Community Food Advocates has been working with city agencies directly to support them in maximizing what they can do within current legal constraints. “Local economies, nutrition— historically those have been the areas that have had the most movement and have the most inter-agency support that we’ve seen to date,” said Getachew.
The city has already made concerted efforts to improve these metrics through initiatives like the 2007 trans fat ban, the Farm to School program started in 2002, and New York Thursdays, launched in 2015, which incentivizes schools to have 50 percent of their lunch menus on Thursdays sourced from within the state. “I think that directly correlates with the higher scores in those value areas over the others,” Getachew said.
An assessment from 2019 showed that the DOE sourced 15.3 percent of food from local producers and that 85 percent of food fulfilled nutritional guidelines, which met GFP’s baseline goals. But only 1.4 percent of school food met sustainability targets, 2.7 percent met animal welfare targets and 7.5 percent met valued workforce targets under the program. Getachew and Pate believe the other goals are also achievable, especially as producers and vendors respond to changing institutional values.

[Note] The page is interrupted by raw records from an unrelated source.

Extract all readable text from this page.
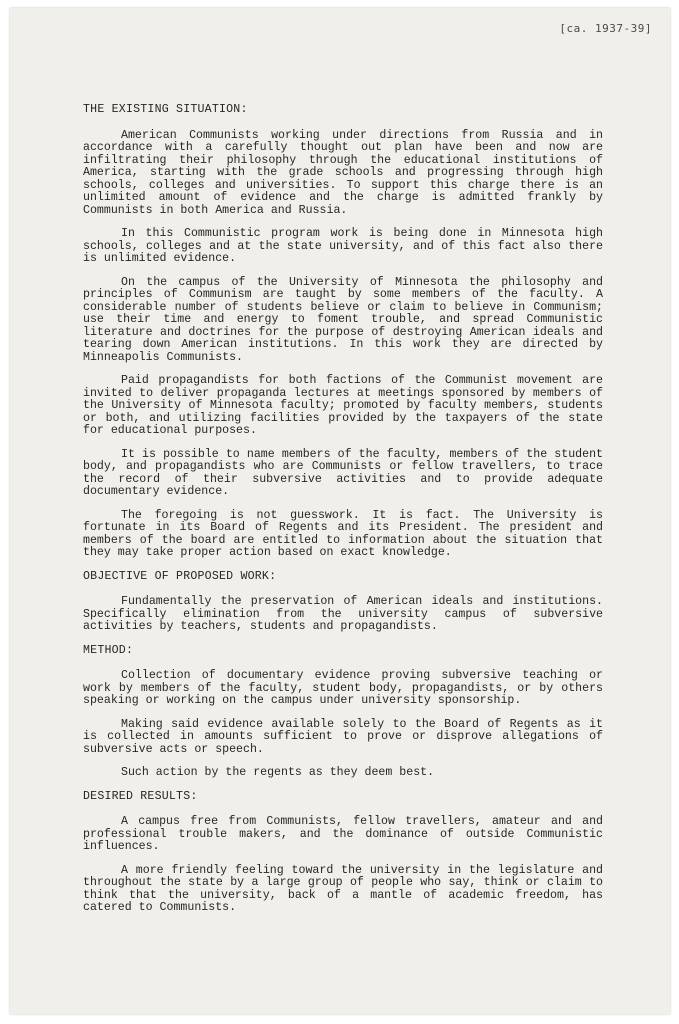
[ca. 1937-39]
THE EXISTING SITUATION:

American Communists working under directions from Russia and in accordance with a carefully thought out plan have been and now are infiltrating their philosophy through the educational institutions of America, starting with the grade schools and progressing through high schools, colleges and universities. To support this charge there is an unlimited amount of evidence and the charge is admitted frankly by Communists in both America and Russia.

In this Communistic program work is being done in Minnesota high schools, colleges and at the state university, and of this fact also there is unlimited evidence.

On the campus of the University of Minnesota the philosophy and principles of Communism are taught by some members of the faculty. A considerable number of students believe or claim to believe in Communism; use their time and energy to foment trouble, and spread Communistic literature and doctrines for the purpose of destroying American ideals and tearing down American institutions. In this work they are directed by Minneapolis Communists.

Paid propagandists for both factions of the Communist movement are invited to deliver propaganda lectures at meetings sponsored by members of the University of Minnesota faculty; promoted by faculty members, students or both, and utilizing facilities provided by the taxpayers of the state for educational purposes.

It is possible to name members of the faculty, members of the student body, and propagandists who are Communists or fellow travellers, to trace the record of their subversive activities and to provide adequate documentary evidence.

The foregoing is not guesswork. It is fact. The University is fortunate in its Board of Regents and its President. The president and members of the board are entitled to information about the situation that they may take proper action based on exact knowledge.

OBJECTIVE OF PROPOSED WORK:

Fundamentally the preservation of American ideals and institutions. Specifically elimination from the university campus of subversive activities by teachers, students and propagandists.

METHOD:

Collection of documentary evidence proving subversive teaching or work by members of the faculty, student body, propagandists, or by others speaking or working on the campus under university sponsorship.

Making said evidence available solely to the Board of Regents as it is collected in amounts sufficient to prove or disprove allegations of subversive acts or speech.

Such action by the regents as they deem best.

DESIRED RESULTS:

A campus free from Communists, fellow travellers, amateur and and professional trouble makers, and the dominance of outside Communistic influences.

A more friendly feeling toward the university in the legislature and throughout the state by a large group of people who say, think or claim to think that the university, back of a mantle of academic freedom, has catered to Communists.
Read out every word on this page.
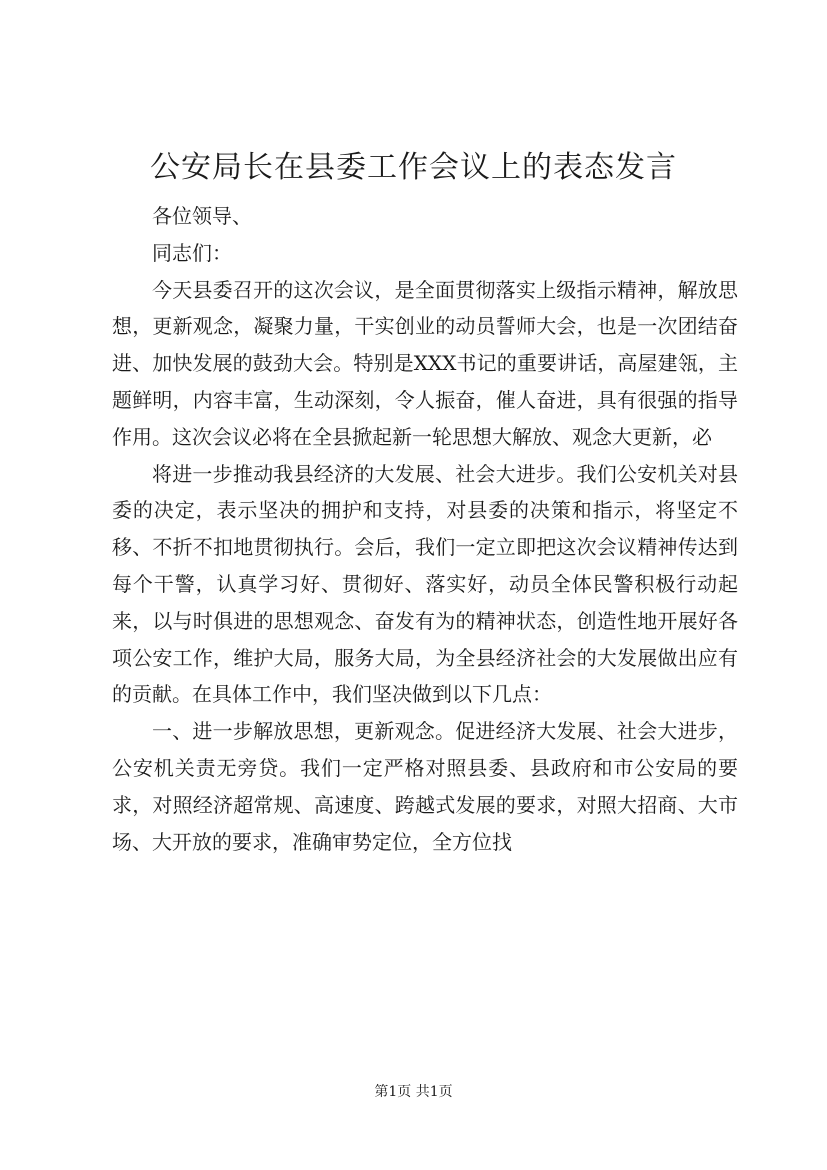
公安局长在县委工作会议上的表态发言

各位领导、

同志们：

今天县委召开的这次会议，是全面贯彻落实上级指示精神，解放思想，更新观念，凝聚力量，干实创业的动员誓师大会，也是一次团结奋进、加快发展的鼓劲大会。特别是XXX书记的重要讲话，高屋建瓴，主题鲜明，内容丰富，生动深刻，令人振奋，催人奋进，具有很强的指导作用。这次会议必将在全县掀起新一轮思想大解放、观念大更新，必

将进一步推动我县经济的大发展、社会大进步。我们公安机关对县委的决定，表示坚决的拥护和支持，对县委的决策和指示，将坚定不移、不折不扣地贯彻执行。会后，我们一定立即把这次会议精神传达到每个干警，认真学习好、贯彻好、落实好，动员全体民警积极行动起来，以与时俱进的思想观念、奋发有为的精神状态，创造性地开展好各项公安工作，维护大局，服务大局，为全县经济社会的大发展做出应有的贡献。在具体工作中，我们坚决做到以下几点：

一、进一步解放思想，更新观念。促进经济大发展、社会大进步，公安机关责无旁贷。我们一定严格对照县委、县政府和市公安局的要求，对照经济超常规、高速度、跨越式发展的要求，对照大招商、大市场、大开放的要求，准确审势定位，全方位找

第1页 共1页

“Because large public institutions spend so much money on food, food companies become reliant on the business from these institutions, and because of this, these agencies can influence those companies to adhere to policies that align with their priorities,” said Pate.
The goal is not only to change the ethical practices of large corporations but also to make pathways for smaller producers and vendors to have opportunities to work with government institutions.
“We think that with this bill, there’s real potential to open up avenues for people that have been historically excluded from being involved in institutional procurement, especially BIPOC producers and farmers,” Pate said.